Jan Willem Cornelis Tellegen (May 13, 1859 in Groningen – April 16, 1921 in Amsterdam) was mayor of Amsterdam from 1915 to 1921. Tellegen trained as a technical and civil engineer at the Polytechinal School in Delft, which became later the Delft University of Technology. For 11 years he was director of public works in Arnhem before becoming director of building and housing in Amsterdam, where, around 1905, he brought in building regulations to enforce the 1902 Housing Act. Though developers and architects complained the measures were too restrictive, they were very effective in producing "people's homes".

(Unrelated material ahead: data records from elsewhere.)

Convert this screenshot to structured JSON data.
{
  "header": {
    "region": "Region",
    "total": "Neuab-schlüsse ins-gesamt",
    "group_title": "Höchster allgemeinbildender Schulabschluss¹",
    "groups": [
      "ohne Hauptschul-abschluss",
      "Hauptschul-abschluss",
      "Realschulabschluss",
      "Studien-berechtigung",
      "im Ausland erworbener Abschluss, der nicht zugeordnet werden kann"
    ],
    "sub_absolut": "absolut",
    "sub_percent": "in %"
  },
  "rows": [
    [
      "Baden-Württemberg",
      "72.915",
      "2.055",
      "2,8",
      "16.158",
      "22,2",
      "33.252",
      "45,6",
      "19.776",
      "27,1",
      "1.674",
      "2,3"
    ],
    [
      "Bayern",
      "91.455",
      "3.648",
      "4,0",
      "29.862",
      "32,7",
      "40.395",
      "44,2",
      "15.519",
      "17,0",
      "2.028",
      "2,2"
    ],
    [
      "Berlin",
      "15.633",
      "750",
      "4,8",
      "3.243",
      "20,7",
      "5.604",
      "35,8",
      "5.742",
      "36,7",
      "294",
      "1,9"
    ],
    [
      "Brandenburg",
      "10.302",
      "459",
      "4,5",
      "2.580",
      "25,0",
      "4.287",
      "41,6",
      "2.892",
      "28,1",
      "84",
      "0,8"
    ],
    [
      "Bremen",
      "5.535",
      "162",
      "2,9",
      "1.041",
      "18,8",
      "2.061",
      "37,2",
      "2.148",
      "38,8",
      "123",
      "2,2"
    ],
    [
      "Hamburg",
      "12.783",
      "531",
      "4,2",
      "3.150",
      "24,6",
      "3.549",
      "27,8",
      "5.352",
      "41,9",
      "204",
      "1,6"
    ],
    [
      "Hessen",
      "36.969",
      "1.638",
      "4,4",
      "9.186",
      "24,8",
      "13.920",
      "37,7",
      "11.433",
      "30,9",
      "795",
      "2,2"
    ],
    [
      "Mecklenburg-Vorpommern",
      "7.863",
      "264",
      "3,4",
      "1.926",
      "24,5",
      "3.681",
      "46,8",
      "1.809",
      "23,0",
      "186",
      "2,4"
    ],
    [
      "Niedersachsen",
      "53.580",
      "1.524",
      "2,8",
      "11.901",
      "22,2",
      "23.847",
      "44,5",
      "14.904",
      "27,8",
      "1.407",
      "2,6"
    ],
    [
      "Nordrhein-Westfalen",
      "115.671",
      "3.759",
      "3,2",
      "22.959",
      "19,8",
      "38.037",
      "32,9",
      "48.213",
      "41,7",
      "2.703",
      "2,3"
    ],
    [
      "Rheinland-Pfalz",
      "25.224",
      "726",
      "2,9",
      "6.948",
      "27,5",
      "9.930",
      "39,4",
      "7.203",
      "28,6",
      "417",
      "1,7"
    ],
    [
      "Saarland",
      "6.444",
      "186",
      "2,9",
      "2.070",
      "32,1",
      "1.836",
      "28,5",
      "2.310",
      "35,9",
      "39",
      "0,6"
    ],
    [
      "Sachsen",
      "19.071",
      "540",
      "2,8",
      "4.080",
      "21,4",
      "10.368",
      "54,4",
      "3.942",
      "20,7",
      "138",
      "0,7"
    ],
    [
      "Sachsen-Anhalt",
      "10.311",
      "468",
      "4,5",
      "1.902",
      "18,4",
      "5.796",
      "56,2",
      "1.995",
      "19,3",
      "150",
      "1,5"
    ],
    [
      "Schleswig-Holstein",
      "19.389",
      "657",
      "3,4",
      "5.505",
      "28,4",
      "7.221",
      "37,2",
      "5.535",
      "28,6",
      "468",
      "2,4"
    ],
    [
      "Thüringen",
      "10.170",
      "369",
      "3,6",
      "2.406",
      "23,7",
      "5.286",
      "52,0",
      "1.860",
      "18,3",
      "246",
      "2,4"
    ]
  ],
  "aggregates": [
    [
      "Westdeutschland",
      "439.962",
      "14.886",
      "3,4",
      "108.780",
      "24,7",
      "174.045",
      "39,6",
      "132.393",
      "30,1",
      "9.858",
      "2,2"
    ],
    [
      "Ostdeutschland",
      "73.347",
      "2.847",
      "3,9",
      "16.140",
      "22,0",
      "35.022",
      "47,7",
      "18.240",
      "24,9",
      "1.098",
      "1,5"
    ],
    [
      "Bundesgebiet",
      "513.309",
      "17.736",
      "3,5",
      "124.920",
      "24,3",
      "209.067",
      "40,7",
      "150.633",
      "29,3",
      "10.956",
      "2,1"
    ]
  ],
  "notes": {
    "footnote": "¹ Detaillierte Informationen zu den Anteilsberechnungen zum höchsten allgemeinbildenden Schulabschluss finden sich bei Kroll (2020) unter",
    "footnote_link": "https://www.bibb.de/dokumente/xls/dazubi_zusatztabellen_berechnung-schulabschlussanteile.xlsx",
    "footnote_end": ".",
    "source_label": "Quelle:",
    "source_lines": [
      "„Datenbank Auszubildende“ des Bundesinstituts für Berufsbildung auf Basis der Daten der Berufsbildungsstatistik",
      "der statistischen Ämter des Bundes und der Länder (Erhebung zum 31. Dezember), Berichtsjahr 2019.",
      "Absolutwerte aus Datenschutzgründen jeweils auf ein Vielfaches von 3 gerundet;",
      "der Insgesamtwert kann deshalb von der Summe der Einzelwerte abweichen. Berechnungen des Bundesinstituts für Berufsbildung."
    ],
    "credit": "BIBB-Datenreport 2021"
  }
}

He was political active in the Liberal Union. After splitting of the Free-thinking Democratic League in 1901, which stand up for universal suffrage, he became also active in this political party.

== Publications ==
- J.W.C. Tellegen (28 December 1895) 'Het nieuwe gebouw voor de Ambachtsschool en avondschool voor handwerkslieden te Arnhem', De Opmerker, 30e jaargang, nummer 52.
- J.W.C. Tellegen (8 February 1896) 'Het nieuwe gebouw voor de Ambachtsschool en Avondschool voor handwerkslieden te Arnhem', De Opmerker, 31e jaargang, nummer 6, pp. 42–44.

==Sources==
- J. P. M.[ieras] (23 April 1921) 'J. W. C. Tellegen. †', Bouwkundig Weekblad, nr. 17, p. 105.